Here is the original code.

Line 11 is one way of loading the address represented by a label. In this case, the label T corresponds to the address to the first letter of the C string "TRUE". Line 15 loads the address of the C string containing "FALSE".

The occurrences of .asciz on line 23 and line 24 are invocations of an assembler directive the creates a C string. Recall that C strings are NULL terminated. The NULL termination is indicated by the z which ends .asciz.

There is a similar directive .ascii that does not NULL terminate the string.

Summary

if statements are implemented by some code that causes the condition bits to be set (less than zero, less than or equal to zero, equal to zero, greater than or equal to zero and greater than zero).
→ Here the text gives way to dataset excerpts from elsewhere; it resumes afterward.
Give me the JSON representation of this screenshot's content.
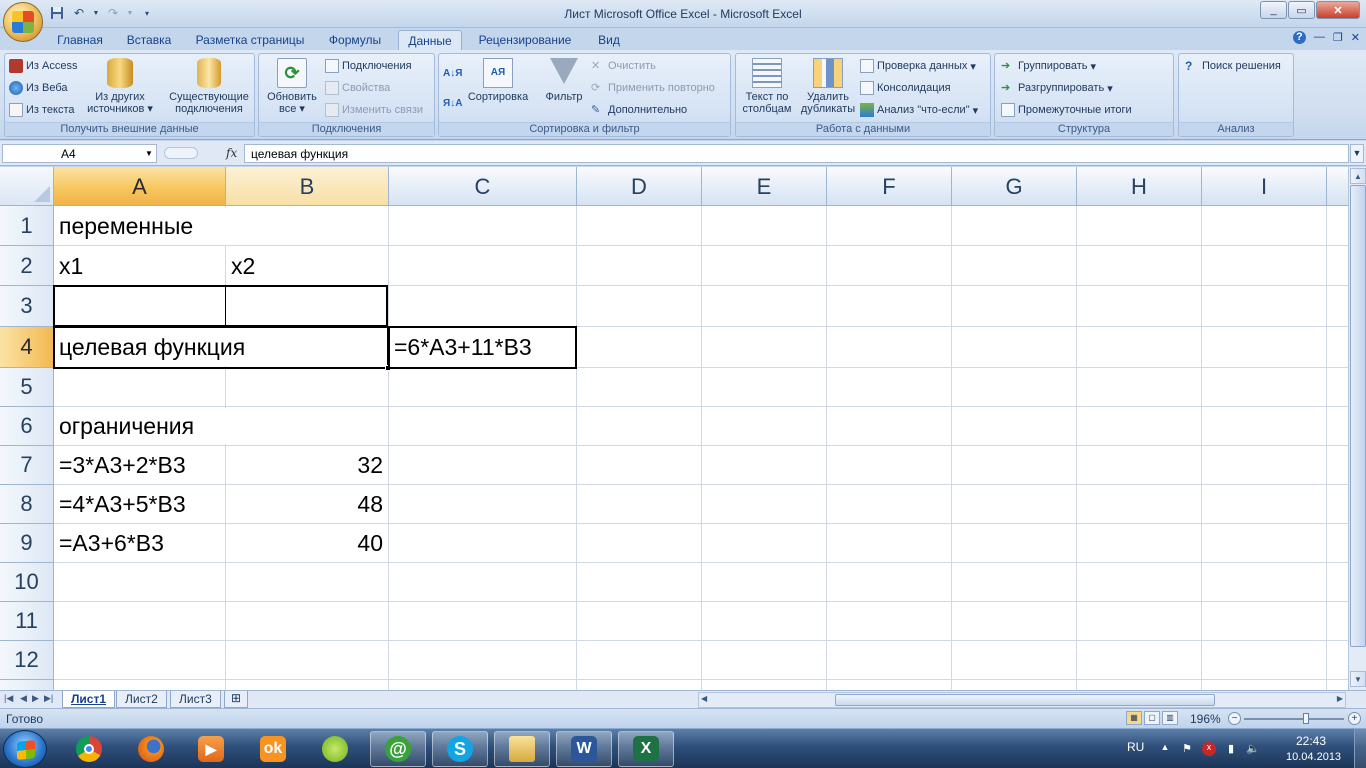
{
  "window": {
    "title": "Лист Microsoft Office Excel - Microsoft Excel",
    "minimize": "_",
    "maximize": "▭",
    "close": "✕"
  },
  "ribbon_tabs": [
    "Главная",
    "Вставка",
    "Разметка страницы",
    "Формулы",
    "Данные",
    "Рецензирование",
    "Вид"
  ],
  "active_tab": "Данные",
  "groups": {
    "external_data": {
      "label": "Получить внешние данные",
      "from_access": "Из Access",
      "from_web": "Из Веба",
      "from_text": "Из текста",
      "from_other": "Из других источников",
      "existing": "Существующие подключения"
    },
    "connections": {
      "label": "Подключения",
      "refresh_all": "Обновить все",
      "connections": "Подключения",
      "properties": "Свойства",
      "edit_links": "Изменить связи"
    },
    "sort_filter": {
      "label": "Сортировка и фильтр",
      "sort": "Сортировка",
      "filter": "Фильтр",
      "clear": "Очистить",
      "reapply": "Применить повторно",
      "advanced": "Дополнительно"
    },
    "data_tools": {
      "label": "Работа с данными",
      "text_to_columns": "Текст по столбцам",
      "remove_duplicates": "Удалить дубликаты",
      "validation": "Проверка данных",
      "consolidate": "Консолидация",
      "what_if": "Анализ \"что-если\""
    },
    "outline": {
      "label": "Структура",
      "group": "Группировать",
      "ungroup": "Разгруппировать",
      "subtotal": "Промежуточные итоги"
    },
    "analysis": {
      "label": "Анализ",
      "solver": "Поиск решения"
    }
  },
  "formula_bar": {
    "name_box": "A4",
    "fx": "fx",
    "formula": "целевая функция"
  },
  "columns": [
    "A",
    "B",
    "C",
    "D",
    "E",
    "F",
    "G",
    "H",
    "I"
  ],
  "selected_column": "A",
  "rows": [
    "1",
    "2",
    "3",
    "4",
    "5",
    "6",
    "7",
    "8",
    "9",
    "10",
    "11",
    "12"
  ],
  "selected_row": "4",
  "cells": {
    "A1": "переменные",
    "A2": "x1",
    "B2": "x2",
    "A4": "целевая функция",
    "C4": "=6*A3+11*B3",
    "A6": "ограничения",
    "A7": "=3*A3+2*B3",
    "B7": "32",
    "A8": "=4*A3+5*B3",
    "B8": "48",
    "A9": "=A3+6*B3",
    "B9": "40"
  },
  "sheets": [
    "Лист1",
    "Лист2",
    "Лист3"
  ],
  "active_sheet": "Лист1",
  "status": {
    "ready": "Готово",
    "zoom": "196%"
  },
  "taskbar": {
    "language": "RU",
    "time": "22:43",
    "date": "10.04.2013",
    "apps": [
      "chrome-icon",
      "firefox-icon",
      "media-player-icon",
      "odnoklassniki-icon",
      "mail-agent-icon",
      "mail-at-icon",
      "skype-icon",
      "explorer-icon",
      "word-icon",
      "excel-icon"
    ]
  }
}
Then, a branch is taken if a specific condition is present.

Labels are used to mark where code blocks end and in the case of an else, where code blocks begin.

A label marking the end of a code block is used as the target of a branch meant to skip the code block. A label marking the beginning of a code block allow a branch to that code block, such as the beginning of an else.

Questions

1

(T | F) If statements in assembly language always test for the opposite condition as the equivalent if statement in a high level language.

Answer: False - it is a matter of style but you may be able to save an instruction or two by doing so.

2

(T | F) cmp isn't a "real" instruction but rather is an alias for a subtraction.

Answer: True - cmp is an alias for subs which is a subtract that discards the resulting value but does set the condition bits.

3

We claim if05.s (the complete program given above) is too long! By two instructions, that is. Copy if05.s to make if06.s. Then, modify if06.s to be two instructions shorter.

To do so, notice that there are two occurrences of bl puts in if05.s. Refactor the code to have only one.

Answer: The shorter version is found here. It is well documented and should be studied.